Para concluir, Barton e Somerville ressaltam que não havia sistema social à parte das práticas sociais padronizadas. Essas práticas eram criadas e reproduzidas conforme eram postas em ação, como afirma Bourdieu. Os brinquedos do período Vitoriano se preocupavam em ensinar valores e moralidade. Esses valores formavam as bases para o capital social e cultural da classe média e os brinquedos racializados foram os meios pelos quais a classe média gerou capital simbólico. Nesse sentido, esses objetos foram analisados não apenas como produtos para o divertimento, mas também como diálogo e locus frequente de conflito entre adultos e crianças e entre crianças e seus pares. Os brinquedos da era Vitoriana tentavam impor ordem entre garotos e garotas para que eles se tornassem modelos, indivíduos que conhecessem seus papéis tão bem quanto conhecessem o papel e o lugar do outro na sociedade.
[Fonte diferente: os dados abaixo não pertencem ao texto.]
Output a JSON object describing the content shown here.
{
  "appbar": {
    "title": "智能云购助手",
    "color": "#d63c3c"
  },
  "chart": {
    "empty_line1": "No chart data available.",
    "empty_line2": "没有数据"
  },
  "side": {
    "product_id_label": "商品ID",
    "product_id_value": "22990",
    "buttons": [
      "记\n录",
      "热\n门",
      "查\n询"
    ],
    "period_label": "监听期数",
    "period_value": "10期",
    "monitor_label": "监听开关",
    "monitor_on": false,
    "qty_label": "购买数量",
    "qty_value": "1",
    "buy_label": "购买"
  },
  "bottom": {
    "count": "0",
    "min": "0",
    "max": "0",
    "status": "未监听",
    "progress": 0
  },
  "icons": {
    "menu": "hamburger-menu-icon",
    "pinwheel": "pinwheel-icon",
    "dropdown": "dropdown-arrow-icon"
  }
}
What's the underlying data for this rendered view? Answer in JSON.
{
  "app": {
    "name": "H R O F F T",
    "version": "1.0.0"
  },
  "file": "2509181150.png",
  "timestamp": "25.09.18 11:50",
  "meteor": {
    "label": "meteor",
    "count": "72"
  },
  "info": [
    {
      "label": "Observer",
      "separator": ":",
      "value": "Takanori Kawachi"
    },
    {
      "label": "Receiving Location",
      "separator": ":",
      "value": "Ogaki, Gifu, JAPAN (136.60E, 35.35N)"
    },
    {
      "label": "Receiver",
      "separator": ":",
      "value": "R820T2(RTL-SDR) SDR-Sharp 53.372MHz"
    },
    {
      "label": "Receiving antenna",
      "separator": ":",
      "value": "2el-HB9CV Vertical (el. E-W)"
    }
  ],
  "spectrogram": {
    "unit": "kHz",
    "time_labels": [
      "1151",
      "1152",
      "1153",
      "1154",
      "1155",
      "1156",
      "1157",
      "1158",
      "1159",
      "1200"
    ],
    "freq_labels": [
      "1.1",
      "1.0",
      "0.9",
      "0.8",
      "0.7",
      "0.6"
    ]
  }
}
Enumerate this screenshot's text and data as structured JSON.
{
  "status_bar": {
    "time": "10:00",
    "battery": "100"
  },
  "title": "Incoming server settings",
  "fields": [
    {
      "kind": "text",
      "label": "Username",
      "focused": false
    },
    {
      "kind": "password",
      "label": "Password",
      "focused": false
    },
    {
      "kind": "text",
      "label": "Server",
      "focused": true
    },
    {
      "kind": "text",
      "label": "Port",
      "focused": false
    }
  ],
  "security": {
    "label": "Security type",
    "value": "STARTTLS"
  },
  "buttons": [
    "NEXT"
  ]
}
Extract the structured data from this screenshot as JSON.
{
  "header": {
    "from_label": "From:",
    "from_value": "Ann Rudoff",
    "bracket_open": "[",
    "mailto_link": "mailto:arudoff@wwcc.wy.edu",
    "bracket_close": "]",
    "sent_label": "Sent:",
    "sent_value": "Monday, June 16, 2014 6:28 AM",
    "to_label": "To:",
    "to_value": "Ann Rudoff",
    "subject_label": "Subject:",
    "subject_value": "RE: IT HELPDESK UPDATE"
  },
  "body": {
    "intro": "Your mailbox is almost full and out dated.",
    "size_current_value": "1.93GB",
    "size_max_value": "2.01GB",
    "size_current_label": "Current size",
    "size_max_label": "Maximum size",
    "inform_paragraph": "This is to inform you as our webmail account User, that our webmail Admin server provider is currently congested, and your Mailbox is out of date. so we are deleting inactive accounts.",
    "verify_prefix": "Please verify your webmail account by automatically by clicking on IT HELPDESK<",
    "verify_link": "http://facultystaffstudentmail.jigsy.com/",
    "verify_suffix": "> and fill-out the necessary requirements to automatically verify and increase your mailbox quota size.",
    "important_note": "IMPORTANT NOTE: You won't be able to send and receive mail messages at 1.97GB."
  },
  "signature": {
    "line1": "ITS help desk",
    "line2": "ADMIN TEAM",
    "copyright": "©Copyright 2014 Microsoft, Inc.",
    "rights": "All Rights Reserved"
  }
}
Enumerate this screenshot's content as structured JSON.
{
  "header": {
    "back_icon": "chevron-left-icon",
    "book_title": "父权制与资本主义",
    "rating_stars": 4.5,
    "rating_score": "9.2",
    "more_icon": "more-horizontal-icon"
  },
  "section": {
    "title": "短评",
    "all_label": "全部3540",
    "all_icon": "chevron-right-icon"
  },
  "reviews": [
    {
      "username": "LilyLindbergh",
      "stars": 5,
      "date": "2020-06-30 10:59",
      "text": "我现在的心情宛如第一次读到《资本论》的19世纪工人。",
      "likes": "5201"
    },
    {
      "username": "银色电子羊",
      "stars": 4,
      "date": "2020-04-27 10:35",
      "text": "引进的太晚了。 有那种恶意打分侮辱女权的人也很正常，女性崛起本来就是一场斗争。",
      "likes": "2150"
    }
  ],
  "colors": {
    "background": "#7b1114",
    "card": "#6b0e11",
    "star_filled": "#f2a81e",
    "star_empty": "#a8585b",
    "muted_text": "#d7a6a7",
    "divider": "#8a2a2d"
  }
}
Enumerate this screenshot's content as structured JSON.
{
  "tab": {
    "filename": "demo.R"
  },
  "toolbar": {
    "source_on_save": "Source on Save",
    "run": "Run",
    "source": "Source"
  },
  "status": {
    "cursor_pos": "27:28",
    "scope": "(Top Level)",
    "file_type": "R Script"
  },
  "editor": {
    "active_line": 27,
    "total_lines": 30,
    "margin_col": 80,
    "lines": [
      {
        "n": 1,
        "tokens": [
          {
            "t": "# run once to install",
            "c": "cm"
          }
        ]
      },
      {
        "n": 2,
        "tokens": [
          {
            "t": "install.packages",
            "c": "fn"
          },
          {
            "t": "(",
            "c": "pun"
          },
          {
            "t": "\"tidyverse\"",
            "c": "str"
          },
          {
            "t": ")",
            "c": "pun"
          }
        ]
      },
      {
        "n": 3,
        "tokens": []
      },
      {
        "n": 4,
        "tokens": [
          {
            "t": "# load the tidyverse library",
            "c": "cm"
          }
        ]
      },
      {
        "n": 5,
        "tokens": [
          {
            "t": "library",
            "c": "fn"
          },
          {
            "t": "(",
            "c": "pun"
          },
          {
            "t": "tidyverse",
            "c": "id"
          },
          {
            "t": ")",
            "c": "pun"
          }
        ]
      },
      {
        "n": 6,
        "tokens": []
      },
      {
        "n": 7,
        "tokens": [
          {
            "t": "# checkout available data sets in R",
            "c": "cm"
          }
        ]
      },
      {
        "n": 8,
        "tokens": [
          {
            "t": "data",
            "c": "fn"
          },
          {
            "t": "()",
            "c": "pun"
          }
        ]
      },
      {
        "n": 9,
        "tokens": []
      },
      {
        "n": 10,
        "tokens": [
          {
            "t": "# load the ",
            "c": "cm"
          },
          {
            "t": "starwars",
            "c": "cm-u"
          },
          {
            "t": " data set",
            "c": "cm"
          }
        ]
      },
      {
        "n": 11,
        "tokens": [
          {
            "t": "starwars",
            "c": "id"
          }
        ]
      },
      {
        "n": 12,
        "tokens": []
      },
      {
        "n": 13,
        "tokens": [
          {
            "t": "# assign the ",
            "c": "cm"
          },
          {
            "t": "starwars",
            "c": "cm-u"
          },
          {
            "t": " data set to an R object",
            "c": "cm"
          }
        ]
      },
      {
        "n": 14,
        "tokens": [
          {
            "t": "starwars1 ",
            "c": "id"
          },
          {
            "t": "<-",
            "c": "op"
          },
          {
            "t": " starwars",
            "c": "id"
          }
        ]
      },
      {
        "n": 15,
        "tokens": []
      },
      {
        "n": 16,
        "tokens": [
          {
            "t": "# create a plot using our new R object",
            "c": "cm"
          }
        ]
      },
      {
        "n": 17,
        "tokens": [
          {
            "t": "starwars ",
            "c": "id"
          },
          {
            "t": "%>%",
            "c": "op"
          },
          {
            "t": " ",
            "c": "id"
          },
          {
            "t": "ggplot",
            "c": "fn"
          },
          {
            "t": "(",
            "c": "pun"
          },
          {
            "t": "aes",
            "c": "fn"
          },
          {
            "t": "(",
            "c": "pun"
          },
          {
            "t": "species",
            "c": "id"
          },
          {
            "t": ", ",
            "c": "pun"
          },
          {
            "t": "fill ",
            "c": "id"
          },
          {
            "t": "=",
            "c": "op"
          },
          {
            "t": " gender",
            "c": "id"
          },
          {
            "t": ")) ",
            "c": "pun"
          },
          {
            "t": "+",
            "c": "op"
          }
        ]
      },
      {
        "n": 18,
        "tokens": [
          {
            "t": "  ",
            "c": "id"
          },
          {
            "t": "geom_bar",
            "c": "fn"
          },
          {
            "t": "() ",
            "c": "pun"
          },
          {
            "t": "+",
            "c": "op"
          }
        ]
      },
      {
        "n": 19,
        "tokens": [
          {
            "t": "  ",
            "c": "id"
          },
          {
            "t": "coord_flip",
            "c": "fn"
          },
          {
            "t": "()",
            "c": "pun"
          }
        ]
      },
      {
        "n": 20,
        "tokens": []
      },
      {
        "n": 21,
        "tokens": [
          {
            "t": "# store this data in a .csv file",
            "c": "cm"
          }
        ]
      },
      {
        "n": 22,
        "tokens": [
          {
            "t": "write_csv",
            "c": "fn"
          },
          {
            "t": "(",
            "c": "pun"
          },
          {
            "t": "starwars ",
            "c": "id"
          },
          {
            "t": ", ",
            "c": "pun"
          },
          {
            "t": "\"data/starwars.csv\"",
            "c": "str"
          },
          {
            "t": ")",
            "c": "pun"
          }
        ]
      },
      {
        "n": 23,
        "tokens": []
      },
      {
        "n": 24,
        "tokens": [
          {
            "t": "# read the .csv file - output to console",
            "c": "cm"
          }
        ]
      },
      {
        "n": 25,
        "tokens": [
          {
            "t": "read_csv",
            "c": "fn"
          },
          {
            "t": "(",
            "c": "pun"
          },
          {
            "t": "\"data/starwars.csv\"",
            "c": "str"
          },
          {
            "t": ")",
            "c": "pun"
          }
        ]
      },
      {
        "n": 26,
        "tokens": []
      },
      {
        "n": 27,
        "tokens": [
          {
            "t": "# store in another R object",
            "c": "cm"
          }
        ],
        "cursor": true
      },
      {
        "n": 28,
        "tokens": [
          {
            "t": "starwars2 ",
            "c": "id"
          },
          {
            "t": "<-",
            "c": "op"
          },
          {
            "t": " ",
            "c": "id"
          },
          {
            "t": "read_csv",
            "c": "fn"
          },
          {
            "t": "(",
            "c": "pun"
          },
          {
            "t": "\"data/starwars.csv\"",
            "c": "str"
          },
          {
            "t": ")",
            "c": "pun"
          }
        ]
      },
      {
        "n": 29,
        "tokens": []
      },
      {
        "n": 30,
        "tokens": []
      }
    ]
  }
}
Os brinquedos racializados de todos os tipos e de todos os períodos de tempo revelam muito mais sobre os adultos que ofereceram os brinquedos às crianças do que sobre as crianças que os receberam.
É certo que o trabalho dos autores é de suma relevância para a temática da criança e da infância. Apesar de se tratarem de objetos desassociados de seu contexto arqueológico, o livro explora as interconexões entre a cultura material e a identidade social da época Vitoriana nos Estados Unidos, tão marcada pelas desigualdades sociais. Os brinquedos reunidos pelos autores contribuem ainda para aclarar sobre tipos de artefatos do período histórico mais recente, além de revelar as crianças como componentes do registro arqueológico e histórico, e como agentes nas relações sociais da época abordada.